Europeans Love the Strategy
On the other side of the Atlantic, just about every European airline is trying to figure out how it can compete with the low cost carriers that are currently winning all the battles. IAG (owner of BA and Iberia) launched Iberia Express to take over existing Iberia routes mostly in and out of its Madrid hub. This is purely a play to lower operating costs in order to support the larger airline so it’s somewhat different than most efforts.
Meanwhile, Transavia has been carrying the torch for Air France/KLM in the low cost world. The Dutch airline has long served leisure markets from Amsterdam but it has also now established a French subsidiary to fill in for Air France too, primarily out of Orly airport.
Lufthansa is putting together its own low cost carrier plans as well. It already has a low cost carrier called Germanwings which it picked up in 2009. Germanwings does a lot of flying on low fare routes outside of Lufthansa’s main hubs. Now Lufthansa will take ALL short haul flying that doesn’t touch Munich or Frankfurt and transfer it into this new low cost carrier. Unlike with Iberia Express, the short haul flights that feed the long haul operation will still be Lufthansa in Munich and Frankfurt.
What’s the Point?
In the end, these plans always have the same purpose. Low cost carriers with their cheap labor and lower operating costs come in and eat the legacy carriers’ lunches. Leacy management decides labor costs are too high so they find a way to start a new airline with lower labor costs. Sometimes there’s an operational twist about how lean and mean the new operation will be. Then that will solve everything, right? Not quite.

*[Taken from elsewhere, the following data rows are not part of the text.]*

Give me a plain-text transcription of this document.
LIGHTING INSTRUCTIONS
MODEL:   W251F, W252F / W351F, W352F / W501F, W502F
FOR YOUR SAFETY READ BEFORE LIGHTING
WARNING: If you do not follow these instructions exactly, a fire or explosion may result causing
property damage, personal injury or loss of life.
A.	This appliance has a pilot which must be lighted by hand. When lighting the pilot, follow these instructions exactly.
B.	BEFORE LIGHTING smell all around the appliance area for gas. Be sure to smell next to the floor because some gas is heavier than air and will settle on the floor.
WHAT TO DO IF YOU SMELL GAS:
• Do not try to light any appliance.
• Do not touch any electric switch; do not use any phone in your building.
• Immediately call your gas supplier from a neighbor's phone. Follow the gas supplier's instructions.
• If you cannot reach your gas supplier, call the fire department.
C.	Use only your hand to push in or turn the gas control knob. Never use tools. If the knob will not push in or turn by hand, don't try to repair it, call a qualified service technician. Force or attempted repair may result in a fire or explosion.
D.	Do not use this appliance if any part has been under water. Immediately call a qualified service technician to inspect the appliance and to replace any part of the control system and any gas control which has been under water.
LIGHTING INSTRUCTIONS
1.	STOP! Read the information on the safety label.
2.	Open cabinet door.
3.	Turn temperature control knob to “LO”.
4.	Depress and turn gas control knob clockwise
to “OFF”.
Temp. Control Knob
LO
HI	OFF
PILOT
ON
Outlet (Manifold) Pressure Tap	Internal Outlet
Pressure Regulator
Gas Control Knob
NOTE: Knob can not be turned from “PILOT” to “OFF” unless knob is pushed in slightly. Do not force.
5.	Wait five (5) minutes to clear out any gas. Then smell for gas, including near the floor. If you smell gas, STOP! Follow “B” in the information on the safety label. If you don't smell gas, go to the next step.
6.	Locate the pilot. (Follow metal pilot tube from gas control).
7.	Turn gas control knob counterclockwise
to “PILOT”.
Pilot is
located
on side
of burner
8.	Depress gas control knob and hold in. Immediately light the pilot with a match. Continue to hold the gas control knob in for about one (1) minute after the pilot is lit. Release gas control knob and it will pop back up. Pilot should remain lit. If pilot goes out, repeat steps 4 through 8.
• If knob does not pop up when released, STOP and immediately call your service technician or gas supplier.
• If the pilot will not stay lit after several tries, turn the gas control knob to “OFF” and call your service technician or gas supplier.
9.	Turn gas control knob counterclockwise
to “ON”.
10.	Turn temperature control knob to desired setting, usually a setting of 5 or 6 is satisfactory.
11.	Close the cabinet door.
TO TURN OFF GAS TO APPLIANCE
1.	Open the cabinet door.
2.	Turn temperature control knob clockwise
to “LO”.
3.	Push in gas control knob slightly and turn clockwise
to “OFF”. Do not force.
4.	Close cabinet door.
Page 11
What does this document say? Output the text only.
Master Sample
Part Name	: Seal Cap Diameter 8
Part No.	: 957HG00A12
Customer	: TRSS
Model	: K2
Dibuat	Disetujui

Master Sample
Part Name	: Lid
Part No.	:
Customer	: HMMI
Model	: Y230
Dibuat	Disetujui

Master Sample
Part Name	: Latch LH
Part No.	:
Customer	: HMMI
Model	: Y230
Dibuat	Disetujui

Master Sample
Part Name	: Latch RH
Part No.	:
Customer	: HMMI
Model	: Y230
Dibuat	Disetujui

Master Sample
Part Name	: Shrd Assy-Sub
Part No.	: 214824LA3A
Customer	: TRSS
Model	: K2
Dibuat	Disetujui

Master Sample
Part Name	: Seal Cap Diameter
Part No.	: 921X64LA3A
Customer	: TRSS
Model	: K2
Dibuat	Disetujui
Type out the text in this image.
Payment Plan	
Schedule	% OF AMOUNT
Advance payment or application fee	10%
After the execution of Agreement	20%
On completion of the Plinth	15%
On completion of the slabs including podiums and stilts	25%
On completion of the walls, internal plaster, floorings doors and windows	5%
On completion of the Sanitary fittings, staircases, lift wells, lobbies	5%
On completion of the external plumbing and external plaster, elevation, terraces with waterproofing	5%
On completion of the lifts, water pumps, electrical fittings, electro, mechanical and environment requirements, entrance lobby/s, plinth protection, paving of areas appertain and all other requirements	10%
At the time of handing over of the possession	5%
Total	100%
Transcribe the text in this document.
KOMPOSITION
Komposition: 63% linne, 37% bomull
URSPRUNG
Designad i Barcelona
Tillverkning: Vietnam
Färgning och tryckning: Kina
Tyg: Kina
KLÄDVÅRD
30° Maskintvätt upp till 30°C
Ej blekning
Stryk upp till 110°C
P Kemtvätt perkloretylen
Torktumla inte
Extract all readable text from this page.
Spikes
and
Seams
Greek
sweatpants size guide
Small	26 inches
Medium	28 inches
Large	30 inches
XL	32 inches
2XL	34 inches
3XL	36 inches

In nearly all cases, this plan hasn’t worked. Airlines set up specifically as low cost carriers have the business in their DNA. They (at least the successful ones) are simply really good at keeping costs down and fares low. The ones started by other airlines don’t usually have that same level of success because there is too much interference from people elsewhere in the organization. (Oh, and there often isn’t demand for them anyway.)
The one place it worked? Australia, where Jetstar seems to be doing well. Jetstar was set up as a completely separate airline and appears to have had more separation from Qantas than other airline attempts had. But guess what? That still hasn’t done anything for Qantas itself. That airline continues to struggle mightily. It’s just that the parent company now has at least something that’s making money unlike the mess that is Qantas. Just think what might have happened if they focused on fixing the main airline instead.
Can this strategy actually help the main airline? Yeah, financially it can if they flip the thing over. Look at Austrian, which recently transferred everything over to lower cost Tyrolean. It still operates as Austrian from a customer perspective but its at lower labor rates under the Tyrolean contract. Naturally, employees hate this because management really just makes an end-run around hard-negotiated contracts. This may help the airline’s balance sheet but it guts the soul of the airline itself.
Jetstar hasn’t reached that point… yet, but every airline employee naturally looks at these things skeptically, as they should. Most of these fail and simply divert important resources from the core airline. Some succeed but without helping the parent airline. And others, as in the case of Austrian, just take the parent airline over entirely. In the end, the chance of seeing real benefit is minimal.
Just run the airline you have, please.